JPMorgan has begun marking down the value of loan portfolios held by private credit funds, a move that is sending ripples through the financial system by tightening the credit supply to this booming market.
So, what does this actually mean? Private credit funds often borrow money from banks, using their own loan portfolios as collateral. This is done through financing lines like NAV (Net Asset Value) loans. When JPMorgan marks down the value of those loans, the collateral is suddenly worth less. This forces banks to reduce the amount the fund can borrow, a process that shrinks their financial capacity almost overnight.
This decision didn't come out of nowhere; it's a reaction to a series of recent warning signs. First, in early March 2026, BlackRock shocked the market by writing down a private loan to zero, signaling that significant losses were possible. Second, around the same time, Blackstone's massive private credit fund, BCRED, faced a record wave of redemption requests from investors wanting their money back. Third, Apollo's CEO publicly warned of a "foreseeable shakeout" in the industry. These events, happening in quick succession, created a powerful narrative of rising risk.
Looking back a bit further, the pressure had been building for months. By January 2026, data from the Proskauer Private Credit Default Index showed a steady rise in defaults. Reports also revealed that the rate of loan writedowns across the industry had tripled since 2022. Even JPMorgan's own executives had hinted in February that they were seeing "real loss content" in some private market loans. These were clear signs that the credit quality in the once-invincible private credit market was deteriorating.
The backdrop to all of this is the massive growth in connections between traditional banks and these less-regulated private lenders. Over the past year, U.S. bank lending to non-bank financial institutions surged, as noted by Fitch and Bloomberg. Regulators like the FSOC have been flagging the opacity and interconnectedness of private credit as a key systemic risk. For a long time, these were abstract warnings.
Now, with JPMorgan's markdowns, those warnings have become reality. What were once seen as isolated incidents—a single bad loan at BlackRock or redemption pressure at one fund—are now being treated by major banks as forward indicators of systemic stress. The result is a direct constraint on the supply of private credit, which could have significant consequences for the many middle-market companies that depend on it for financing.

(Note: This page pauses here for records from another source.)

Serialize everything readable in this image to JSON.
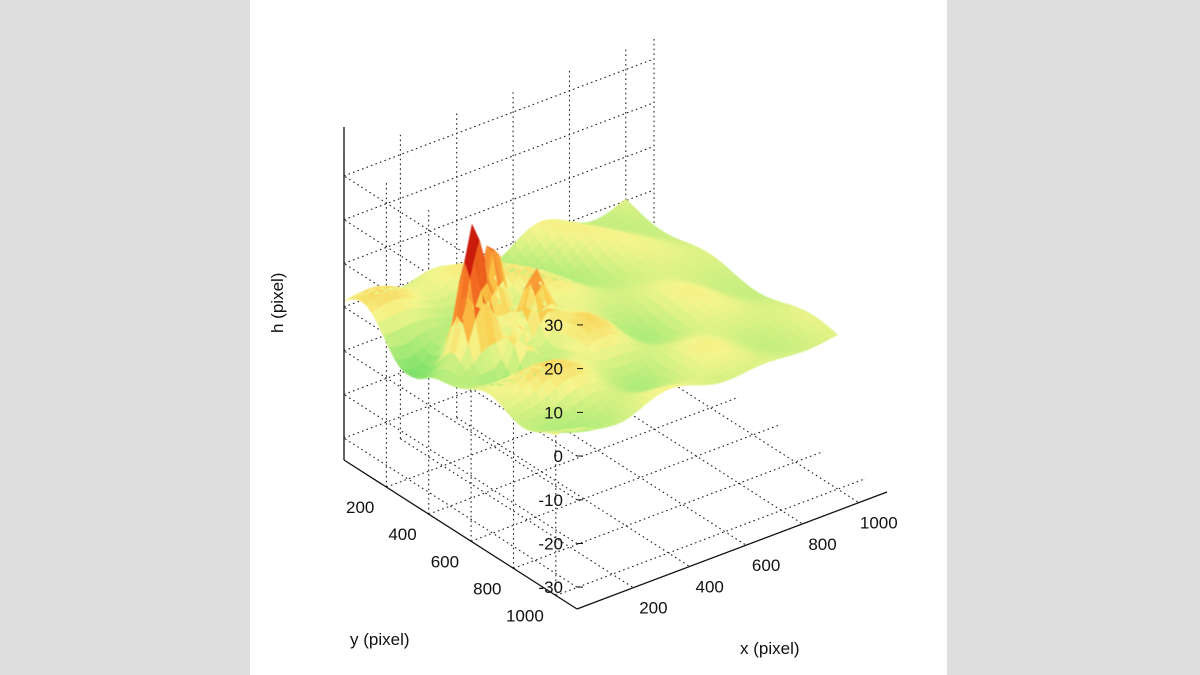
{
  "chart_data": {
    "type": "surface",
    "colormap": "green-yellow-red",
    "xlabel": "x (pixel)",
    "ylabel": "y (pixel)",
    "zlabel": "h (pixel)",
    "xlim": [
      0,
      1100
    ],
    "ylim": [
      0,
      1100
    ],
    "zlim": [
      -35,
      35
    ],
    "x_ticks": [
      "200",
      "400",
      "600",
      "800",
      "1000"
    ],
    "y_ticks": [
      "200",
      "400",
      "600",
      "800",
      "1000"
    ],
    "z_ticks": [
      "30",
      "20",
      "10",
      "0",
      "-10",
      "-20",
      "-30"
    ],
    "grid": true,
    "description": "",
    "peaks": [
      {
        "x": 160,
        "y": 400,
        "h": 26
      },
      {
        "x": 300,
        "y": 300,
        "h": 26
      },
      {
        "x": 360,
        "y": 420,
        "h": 18
      },
      {
        "x": 240,
        "y": 520,
        "h": 16
      }
    ]
  }
}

- Private Credit: Direct lending to companies by non-bank financial institutions, such as asset managers and credit funds, as an alternative to traditional bank loans or public bonds.
- NAV Loans: Loans extended to investment funds where the collateral is the net asset value (NAV) of the fund's investment portfolio.
- Haircut: A reduction applied to the value of an asset when it is used as collateral. For example, a 20% haircut on a $100 asset means the bank will only recognize it as $80 worth of collateral.